Wednesday, May 17, 2023 5pm to 6pm
About this Event
675 Nelson Rising Lane, San Francisco, CA
Improving Management of TIA: Case Study of a Broken Health System
S. Claiborne Johnston, MD, PhD
Adjunct Professor, UCSF Department of Neurology
Co-Founder and Chief Medical Officer, Harbor Health
Clay Johnston, MD, PhD, MPH is a neurologist and epidemiologist who has toiled throughout his career to improve health. He is currently the Co-Founder and Chief Medical Officer of Harbor Health, a vertically integrated health delivery system that launched in 2022 in Austin, Texas. Harbor is working with employers and Medicare to redesign benefits and care to achieve the best health possible while reducing waste.
From 2014 to 2021, Clay was the inaugural Dean of the Dell Medical School at The University of Texas at Austin. There he tried to create a new model for academic medicine that was better aligned with society’s interests. The school’s curriculum incorporated human-centered design, leadership, population health, and systems engineering to train physicians who could focus not just on the patient in front of them but also on the broader health system. His work in the community was recognized with his naming of Austinite of the Year in 2016 by the city’s Chamber of Commerce.
Clay spent most of his career at the University of California, San Francisco, where he served as Director of the Clinical and Translational Science Institute, Associate Vice Chancellor of Research, Professor of Neurology and Epidemiology, and founding director of the Center for Healthcare Value.
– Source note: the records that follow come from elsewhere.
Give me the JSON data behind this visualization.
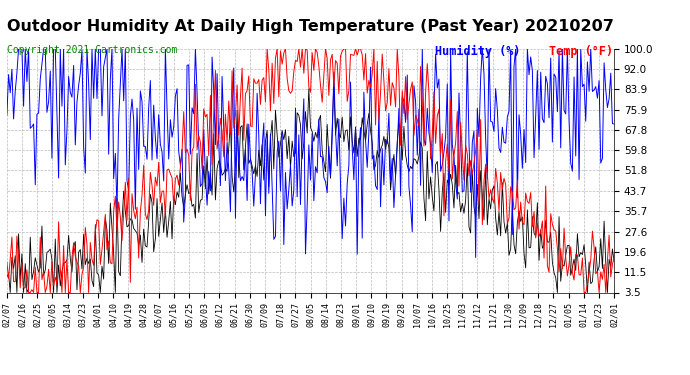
{
  "title": "Outdoor Humidity At Daily High Temperature (Past Year) 20210207",
  "copyright": "Copyright 2021 Cartronics.com",
  "legend_humidity": "Humidity (%)",
  "legend_temp": "Temp (°F)",
  "humidity_color": "blue",
  "temp_color": "red",
  "black_color": "black",
  "yticks": [
    3.5,
    11.5,
    19.6,
    27.6,
    35.7,
    43.7,
    51.8,
    59.8,
    67.8,
    75.9,
    83.9,
    92.0,
    100.0
  ],
  "xtick_labels": [
    "02/07",
    "02/16",
    "02/25",
    "03/05",
    "03/14",
    "03/23",
    "04/01",
    "04/10",
    "04/19",
    "04/28",
    "05/07",
    "05/16",
    "05/25",
    "06/03",
    "06/12",
    "06/21",
    "06/30",
    "07/09",
    "07/18",
    "07/27",
    "08/05",
    "08/14",
    "08/23",
    "09/01",
    "09/10",
    "09/19",
    "09/28",
    "10/07",
    "10/16",
    "10/25",
    "11/03",
    "11/12",
    "11/21",
    "11/30",
    "12/09",
    "12/18",
    "12/27",
    "01/05",
    "01/14",
    "01/23",
    "02/01"
  ],
  "ymin": 3.5,
  "ymax": 100.0,
  "background_color": "#ffffff",
  "grid_color": "#bbbbbb",
  "title_fontsize": 11.5,
  "copyright_fontsize": 7,
  "legend_fontsize": 8.5,
  "ytick_fontsize": 7.5,
  "xtick_fontsize": 6,
  "seed": 42,
  "n_points": 365
}
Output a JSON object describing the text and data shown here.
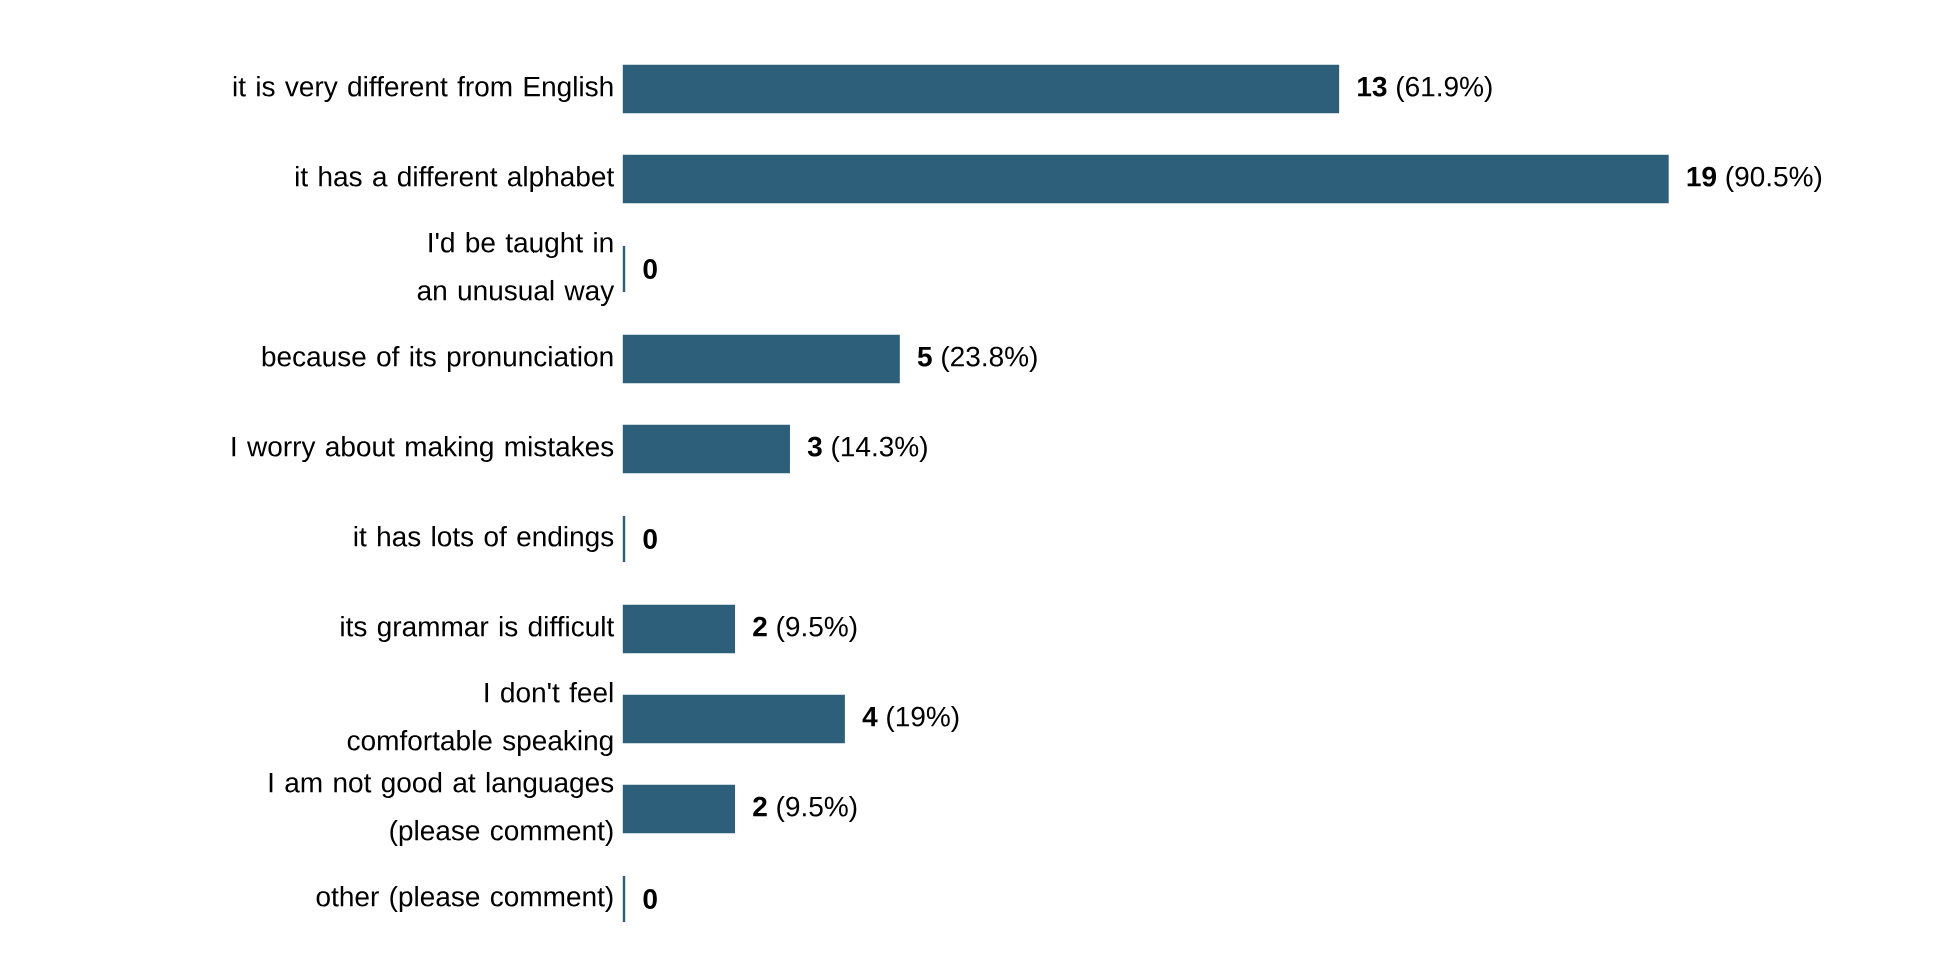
{
  "chart_data": {
    "type": "bar",
    "orientation": "horizontal",
    "color": "#2e5f7a",
    "categories": [
      "it is very different from English",
      "it has a different alphabet",
      "I'd be taught in an unusual way",
      "because of its pronunciation",
      "I worry about making mistakes",
      "it has lots of endings",
      "its grammar is difficult",
      "I don't feel comfortable speaking",
      "I am not good at languages (please comment)",
      "other (please comment)"
    ],
    "values": [
      13,
      19,
      0,
      5,
      3,
      0,
      2,
      4,
      2,
      0
    ],
    "value_labels": [
      "**13** (61.9%)",
      "**19** (90.5%)",
      "**0**",
      "**5** (23.8%)",
      "**3** (14.3%)",
      "**0**",
      "**2** (9.5%)",
      "**4** (19%)",
      "**2** (9.5%)",
      "**0**"
    ]
  }
}
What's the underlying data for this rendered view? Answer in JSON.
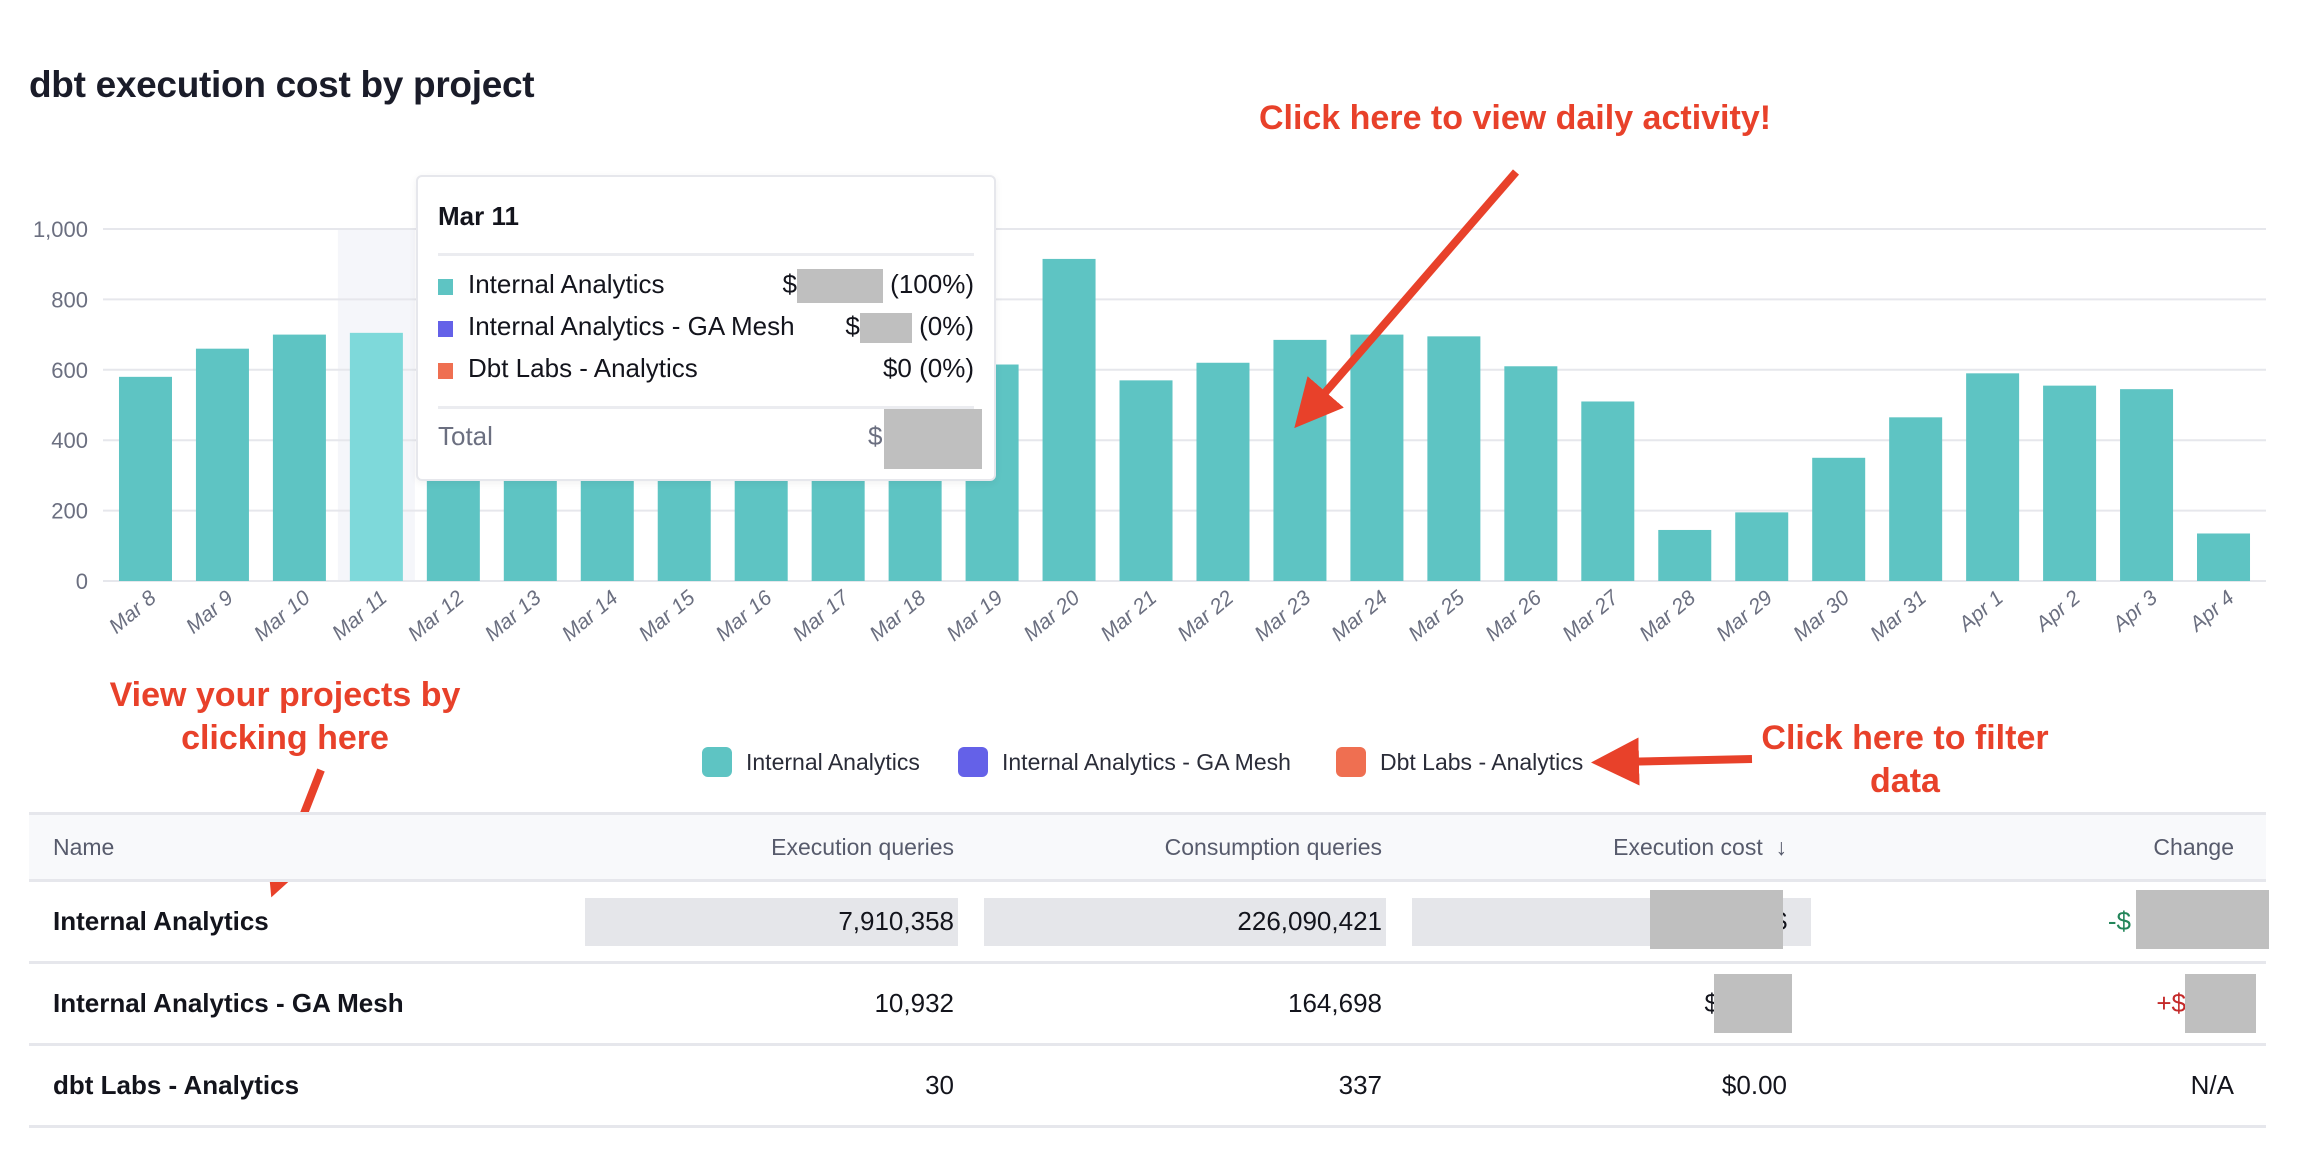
{
  "title": "dbt execution cost by project",
  "colors": {
    "internal_analytics": "#5ec4c3",
    "internal_analytics_highlight": "#7ed9da",
    "ga_mesh": "#6461e8",
    "dbt_labs": "#ef6f51",
    "annotation": "#e8412a",
    "gridline": "#e6e7ec"
  },
  "chart_data": {
    "type": "bar",
    "stacked": true,
    "categories": [
      "Mar 8",
      "Mar 9",
      "Mar 10",
      "Mar 11",
      "Mar 12",
      "Mar 13",
      "Mar 14",
      "Mar 15",
      "Mar 16",
      "Mar 17",
      "Mar 18",
      "Mar 19",
      "Mar 20",
      "Mar 21",
      "Mar 22",
      "Mar 23",
      "Mar 24",
      "Mar 25",
      "Mar 26",
      "Mar 27",
      "Mar 28",
      "Mar 29",
      "Mar 30",
      "Mar 31",
      "Apr 1",
      "Apr 2",
      "Apr 3",
      "Apr 4"
    ],
    "series": [
      {
        "name": "Internal Analytics",
        "values": [
          580,
          660,
          700,
          705,
          620,
          600,
          580,
          560,
          590,
          610,
          620,
          615,
          915,
          570,
          620,
          685,
          700,
          695,
          610,
          510,
          145,
          195,
          350,
          465,
          590,
          555,
          545,
          135
        ]
      },
      {
        "name": "Internal Analytics - GA Mesh",
        "values": [
          0,
          0,
          0,
          0,
          0,
          0,
          0,
          0,
          0,
          0,
          0,
          0,
          0,
          0,
          0,
          0,
          0,
          0,
          0,
          0,
          0,
          0,
          0,
          0,
          0,
          0,
          0,
          0
        ]
      },
      {
        "name": "Dbt Labs - Analytics",
        "values": [
          0,
          0,
          0,
          0,
          0,
          0,
          0,
          0,
          0,
          0,
          0,
          0,
          0,
          0,
          0,
          0,
          0,
          0,
          0,
          0,
          0,
          0,
          0,
          0,
          0,
          0,
          0,
          0
        ]
      }
    ],
    "y_ticks": [
      "0",
      "200",
      "400",
      "600",
      "800",
      "1,000"
    ],
    "ylim": [
      0,
      1000
    ],
    "grid": true,
    "highlighted_category": "Mar 11",
    "legend_placement": "bottom-center"
  },
  "tooltip": {
    "date": "Mar 11",
    "rows": [
      {
        "label": "Internal Analytics",
        "value_prefix": "$",
        "pct": "(100%)"
      },
      {
        "label": "Internal Analytics - GA Mesh",
        "value_prefix": "$",
        "pct": "(0%)"
      },
      {
        "label": "Dbt Labs - Analytics",
        "value": "$0",
        "pct": "(0%)"
      }
    ],
    "total_label": "Total",
    "total_prefix": "$"
  },
  "legend": [
    "Internal Analytics",
    "Internal Analytics - GA Mesh",
    "Dbt Labs - Analytics"
  ],
  "annotations": {
    "daily": "Click here to view daily activity!",
    "projects": "View your projects by clicking here",
    "filter": "Click here to filter data"
  },
  "table": {
    "headers": {
      "name": "Name",
      "exec": "Execution queries",
      "cons": "Consumption queries",
      "cost": "Execution cost",
      "sort_icon": "↓",
      "change": "Change"
    },
    "rows": [
      {
        "name": "Internal Analytics",
        "exec": "7,910,358",
        "cons": "226,090,421",
        "cost": "$",
        "change": "-$",
        "change_dir": "down"
      },
      {
        "name": "Internal Analytics - GA Mesh",
        "exec": "10,932",
        "cons": "164,698",
        "cost": "$",
        "change": "+$",
        "change_dir": "up"
      },
      {
        "name": "dbt Labs - Analytics",
        "exec": "30",
        "cons": "337",
        "cost": "$0.00",
        "change": "N/A",
        "change_dir": "none"
      }
    ]
  }
}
Clay is a graduate of Amherst College, completed medical school at Harvard University, and received an MPH and PhD in Epidemiology from the University of California, Berkeley. He completed his residency in Neurology at UCSF, where he later trained in Vascular Neurology.
Clay continues his research in vascular neurology with a focus on identifying risk factors and secondary prevention treatments after TIA and ischemic stroke. He has led three multicenter randomized trials and several large cohort studies of cerebrovascular disease. He has won several national awards for his research and teaching. He has been honored with the American Heart Association’s Feinberg Award for clinical stroke research, as well as the Academy of Neurology’s Pessin Prize for Stroke Leadership and the American Stroke Association’s Siekert New Investigator Award. He is a member of the National Academy of Medicine.
At the end of the presentation, attendees will be able to:
1. Understand the prognosis of patients with transient ischemic attack.
2. Identify appropriate treatments for TIA.
3. Recognize major inefficiencies in the health innovation system.